Manakala seorang kelana, di padang gurun. Setelah lelah berjalan seharian. Menemukan oase. Dan benar itu sumber air. Maka bukan fatamorgana.
Biasanya, oase sekitarnya tumbuh pohon. Di sana bukan hanya manusia yang menghentikan langkahnya untuk menimba dari sumber mata air. Melainkan ternak pun turut dipuaskan dahaganya. Terutama unta, sebagai kendaraan berjalan di padang gurun.
Saya, entah Anda. Ketika khalayak, terutama orang yang memesan buku, atau seseorang yang menjadi objek tulisan: puas dengan hasilnya. Saat itulah saya merasa puas.
Usai mimum. Maka puas lah kita dari dahaga. Yakni rasa haus yang tidak terperikan. Tidak ada obatnya. Air liur sudah habis. Satu-satunya obat adalah minum air. Manusia tahan tidak makan seharian. Namun, tidak tahan tidak minum.
Maka puas menjadi frasa yang bisa mewakilkan kerinduan yang tidak tertahankan. Suatu hasrat hati menggelora luar biasa. Lebih dari desire.
Lalu apa yang menjadi kehausan penulis-pengarang?
Saya, entah Anda.
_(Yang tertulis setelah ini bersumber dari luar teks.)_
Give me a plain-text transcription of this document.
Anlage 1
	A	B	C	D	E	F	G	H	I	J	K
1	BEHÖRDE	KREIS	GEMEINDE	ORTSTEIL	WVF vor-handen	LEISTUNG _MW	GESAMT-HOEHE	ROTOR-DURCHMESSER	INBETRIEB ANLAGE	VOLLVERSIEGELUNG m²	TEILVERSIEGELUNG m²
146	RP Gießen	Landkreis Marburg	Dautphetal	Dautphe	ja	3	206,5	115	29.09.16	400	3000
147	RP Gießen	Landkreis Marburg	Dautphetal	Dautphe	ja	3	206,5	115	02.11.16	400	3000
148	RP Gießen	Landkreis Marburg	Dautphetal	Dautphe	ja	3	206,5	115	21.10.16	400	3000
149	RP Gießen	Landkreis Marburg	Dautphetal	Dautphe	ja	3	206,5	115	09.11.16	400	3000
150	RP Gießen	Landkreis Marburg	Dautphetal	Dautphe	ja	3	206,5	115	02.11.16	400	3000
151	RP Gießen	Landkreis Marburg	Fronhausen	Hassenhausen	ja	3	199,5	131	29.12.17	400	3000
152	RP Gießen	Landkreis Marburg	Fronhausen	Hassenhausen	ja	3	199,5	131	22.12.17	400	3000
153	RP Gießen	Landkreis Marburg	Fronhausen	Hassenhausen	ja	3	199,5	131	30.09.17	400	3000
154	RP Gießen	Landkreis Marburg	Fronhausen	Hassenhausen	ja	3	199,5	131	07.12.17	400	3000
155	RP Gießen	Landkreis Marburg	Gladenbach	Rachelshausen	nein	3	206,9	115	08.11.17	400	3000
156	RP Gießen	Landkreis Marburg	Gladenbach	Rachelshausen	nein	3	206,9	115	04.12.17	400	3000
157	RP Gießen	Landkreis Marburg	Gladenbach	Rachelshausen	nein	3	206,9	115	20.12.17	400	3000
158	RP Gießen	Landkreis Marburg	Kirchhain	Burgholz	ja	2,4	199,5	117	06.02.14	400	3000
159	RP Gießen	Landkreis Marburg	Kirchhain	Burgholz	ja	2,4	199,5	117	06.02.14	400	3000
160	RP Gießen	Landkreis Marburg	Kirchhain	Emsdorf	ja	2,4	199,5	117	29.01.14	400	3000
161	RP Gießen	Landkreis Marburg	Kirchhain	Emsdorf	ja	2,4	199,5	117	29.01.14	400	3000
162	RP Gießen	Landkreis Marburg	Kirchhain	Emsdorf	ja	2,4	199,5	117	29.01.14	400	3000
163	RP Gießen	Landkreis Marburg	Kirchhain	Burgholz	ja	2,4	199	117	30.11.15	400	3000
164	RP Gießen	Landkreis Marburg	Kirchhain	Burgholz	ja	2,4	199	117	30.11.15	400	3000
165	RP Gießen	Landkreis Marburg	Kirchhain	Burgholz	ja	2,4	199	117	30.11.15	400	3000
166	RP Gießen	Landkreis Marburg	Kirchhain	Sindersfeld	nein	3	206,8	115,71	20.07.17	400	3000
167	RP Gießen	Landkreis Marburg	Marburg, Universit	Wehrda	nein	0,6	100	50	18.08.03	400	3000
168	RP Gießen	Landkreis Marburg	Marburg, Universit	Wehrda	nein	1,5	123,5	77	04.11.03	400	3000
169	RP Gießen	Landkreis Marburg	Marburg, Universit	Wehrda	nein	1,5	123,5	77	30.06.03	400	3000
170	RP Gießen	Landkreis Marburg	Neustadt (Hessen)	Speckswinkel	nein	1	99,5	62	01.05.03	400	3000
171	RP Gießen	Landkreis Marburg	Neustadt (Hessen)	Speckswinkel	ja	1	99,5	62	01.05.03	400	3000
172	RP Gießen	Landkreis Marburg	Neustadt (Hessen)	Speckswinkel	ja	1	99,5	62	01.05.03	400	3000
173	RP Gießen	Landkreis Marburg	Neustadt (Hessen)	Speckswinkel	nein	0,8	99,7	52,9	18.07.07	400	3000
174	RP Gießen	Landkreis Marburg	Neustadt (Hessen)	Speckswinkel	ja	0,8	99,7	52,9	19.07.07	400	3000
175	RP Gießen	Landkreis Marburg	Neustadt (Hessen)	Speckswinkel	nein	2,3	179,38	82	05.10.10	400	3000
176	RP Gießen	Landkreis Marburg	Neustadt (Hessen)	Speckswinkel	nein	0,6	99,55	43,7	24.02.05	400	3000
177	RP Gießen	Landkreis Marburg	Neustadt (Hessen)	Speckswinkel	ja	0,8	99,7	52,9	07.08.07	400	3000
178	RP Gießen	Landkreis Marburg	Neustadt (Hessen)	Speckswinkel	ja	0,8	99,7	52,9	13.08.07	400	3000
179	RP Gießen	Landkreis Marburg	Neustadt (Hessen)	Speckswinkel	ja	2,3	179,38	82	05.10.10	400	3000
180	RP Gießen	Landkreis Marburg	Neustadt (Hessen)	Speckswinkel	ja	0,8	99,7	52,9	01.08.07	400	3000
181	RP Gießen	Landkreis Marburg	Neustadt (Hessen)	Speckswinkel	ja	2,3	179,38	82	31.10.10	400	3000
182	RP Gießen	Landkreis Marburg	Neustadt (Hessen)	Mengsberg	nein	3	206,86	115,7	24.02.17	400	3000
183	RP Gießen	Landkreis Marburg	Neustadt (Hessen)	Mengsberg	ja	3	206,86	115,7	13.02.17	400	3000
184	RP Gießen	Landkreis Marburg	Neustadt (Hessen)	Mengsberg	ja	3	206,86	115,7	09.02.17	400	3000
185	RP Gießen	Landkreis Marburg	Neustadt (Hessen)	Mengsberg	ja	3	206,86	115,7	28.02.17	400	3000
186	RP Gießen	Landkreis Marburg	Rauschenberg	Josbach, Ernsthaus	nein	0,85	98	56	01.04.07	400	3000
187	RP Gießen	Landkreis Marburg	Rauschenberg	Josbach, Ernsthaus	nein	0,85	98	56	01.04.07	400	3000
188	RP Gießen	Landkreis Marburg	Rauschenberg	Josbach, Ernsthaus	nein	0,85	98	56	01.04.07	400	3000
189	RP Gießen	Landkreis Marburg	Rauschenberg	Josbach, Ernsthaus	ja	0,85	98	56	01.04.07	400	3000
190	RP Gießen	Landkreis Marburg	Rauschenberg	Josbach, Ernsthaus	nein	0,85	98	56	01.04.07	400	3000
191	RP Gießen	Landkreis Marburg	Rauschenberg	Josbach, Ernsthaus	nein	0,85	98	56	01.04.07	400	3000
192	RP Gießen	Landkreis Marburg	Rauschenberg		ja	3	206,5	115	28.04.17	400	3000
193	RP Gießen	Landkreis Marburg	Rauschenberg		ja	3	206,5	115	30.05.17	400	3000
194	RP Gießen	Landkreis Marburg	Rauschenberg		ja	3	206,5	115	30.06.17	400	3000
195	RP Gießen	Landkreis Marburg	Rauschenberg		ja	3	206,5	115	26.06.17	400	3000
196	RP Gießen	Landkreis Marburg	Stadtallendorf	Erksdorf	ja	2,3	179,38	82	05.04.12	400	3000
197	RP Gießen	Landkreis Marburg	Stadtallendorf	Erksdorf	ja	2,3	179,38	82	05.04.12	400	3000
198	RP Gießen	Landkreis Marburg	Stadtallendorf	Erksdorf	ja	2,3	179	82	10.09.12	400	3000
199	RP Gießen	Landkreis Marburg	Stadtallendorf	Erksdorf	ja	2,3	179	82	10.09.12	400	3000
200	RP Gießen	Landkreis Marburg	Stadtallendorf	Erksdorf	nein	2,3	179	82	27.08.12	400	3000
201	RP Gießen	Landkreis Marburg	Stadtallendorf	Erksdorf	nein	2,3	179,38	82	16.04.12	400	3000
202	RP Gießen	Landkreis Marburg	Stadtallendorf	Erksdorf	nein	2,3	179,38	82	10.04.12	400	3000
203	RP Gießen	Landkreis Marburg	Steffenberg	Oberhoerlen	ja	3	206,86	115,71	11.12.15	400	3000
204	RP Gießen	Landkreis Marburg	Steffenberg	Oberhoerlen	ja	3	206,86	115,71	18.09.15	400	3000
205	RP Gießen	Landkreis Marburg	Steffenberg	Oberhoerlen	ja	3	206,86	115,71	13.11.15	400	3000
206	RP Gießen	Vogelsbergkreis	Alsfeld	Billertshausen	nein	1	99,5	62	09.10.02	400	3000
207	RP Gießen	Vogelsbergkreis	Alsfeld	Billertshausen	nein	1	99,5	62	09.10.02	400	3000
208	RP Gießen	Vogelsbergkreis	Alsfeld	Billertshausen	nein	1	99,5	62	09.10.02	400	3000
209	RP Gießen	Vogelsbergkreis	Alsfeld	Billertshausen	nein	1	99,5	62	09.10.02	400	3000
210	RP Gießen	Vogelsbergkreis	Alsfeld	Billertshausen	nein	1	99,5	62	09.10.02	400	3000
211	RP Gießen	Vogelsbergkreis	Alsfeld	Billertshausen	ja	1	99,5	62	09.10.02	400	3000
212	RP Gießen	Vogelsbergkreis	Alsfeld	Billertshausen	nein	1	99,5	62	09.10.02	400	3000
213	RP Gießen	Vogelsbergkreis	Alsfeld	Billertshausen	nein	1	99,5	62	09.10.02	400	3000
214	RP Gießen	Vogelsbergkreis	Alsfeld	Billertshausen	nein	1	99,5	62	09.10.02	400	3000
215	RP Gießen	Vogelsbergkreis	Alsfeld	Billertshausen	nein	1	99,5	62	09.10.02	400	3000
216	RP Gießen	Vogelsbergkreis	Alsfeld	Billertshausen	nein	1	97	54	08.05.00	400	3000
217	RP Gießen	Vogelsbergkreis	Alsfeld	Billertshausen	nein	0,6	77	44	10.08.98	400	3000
Ketika khalayak, terutama orang yang memesan buku, atau seseorang yang menjadi objek tulisan: puas dengan hasilnya.
Seperti Tjhai Chui Mie, walikota Singkawang. Yang merasa puas dengan biogafinya, yang saya tulis.
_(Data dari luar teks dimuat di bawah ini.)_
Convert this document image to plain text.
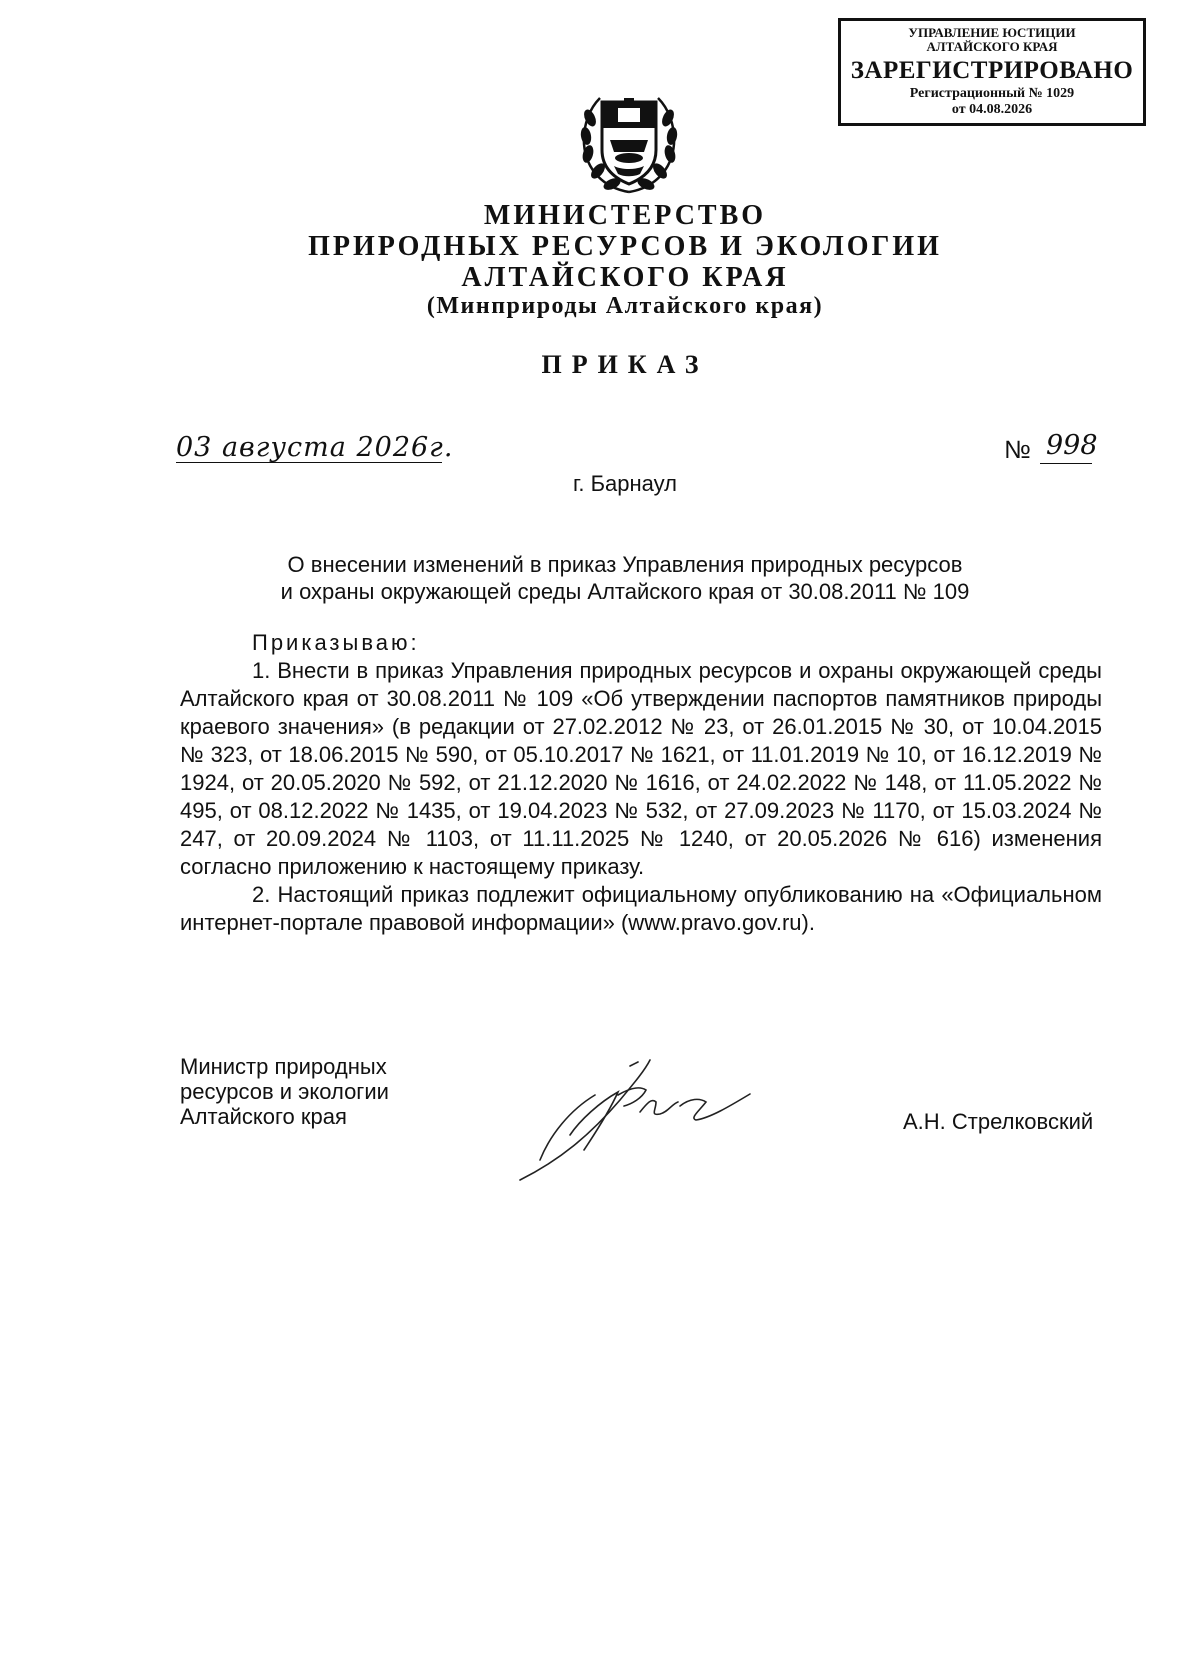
УПРАВЛЕНИЕ ЮСТИЦИИ
АЛТАЙСКОГО КРАЯ
ЗАРЕГИСТРИРОВАНО
Регистрационный № 1029
от 04.08.2026
МИНИСТЕРСТВО
ПРИРОДНЫХ РЕСУРСОВ И ЭКОЛОГИИ
АЛТАЙСКОГО КРАЯ
(Минприроды Алтайского края)
ПРИКАЗ
03 августа 2026г.	№ 998
г. Барнаул
О внесении изменений в приказ Управления природных ресурсов
и охраны окружающей среды Алтайского края от 30.08.2011 № 109

Приказываю:

1. Внести в приказ Управления природных ресурсов и охраны окружающей среды Алтайского края от 30.08.2011 № 109 «Об утверждении паспортов памятников природы краевого значения» (в редакции от 27.02.2012 № 23, от 26.01.2015 № 30, от 10.04.2015 № 323, от 18.06.2015 № 590, от 05.10.2017 № 1621, от 11.01.2019 № 10, от 16.12.2019 № 1924, от 20.05.2020 № 592, от 21.12.2020 № 1616, от 24.02.2022 № 148, от 11.05.2022 № 495, от 08.12.2022 № 1435, от 19.04.2023 № 532, от 27.09.2023 № 1170, от 15.03.2024 № 247, от 20.09.2024 № 1103, от 11.11.2025 № 1240, от 20.05.2026 № 616) изменения согласно приложению к настоящему приказу.

2. Настоящий приказ подлежит официальному опубликованию на «Официальном интернет-портале правовой информации» (www.pravo.gov.ru).

Министр природных
ресурсов и экологии
Алтайского края	А.Н. Стрелковский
Sebagai penulis. Saya otomatis puas. Bukan semata-mata karena sang pemesan memberi imbal-jasa penghargaan sebentuk materi atas proses kreatif menulis dengan segala waktu-kerja, pemikiran, dan tenaga yang dicurahkan. Melainkan karena si pemesan merasa: aku banget yang ditulis itu!
Pada ujungnya, auto-biografi dan biografi hanya sudut pandang. Juga tentang siapa yang menulis?
Jika ditulis sendiri maka: auto-biografi (autos = sendiri; bios = hidup; grafein = tulisan). Jika ditulis orang lain: biografi.
Sebab kandungan gizi menunya: sami mawon!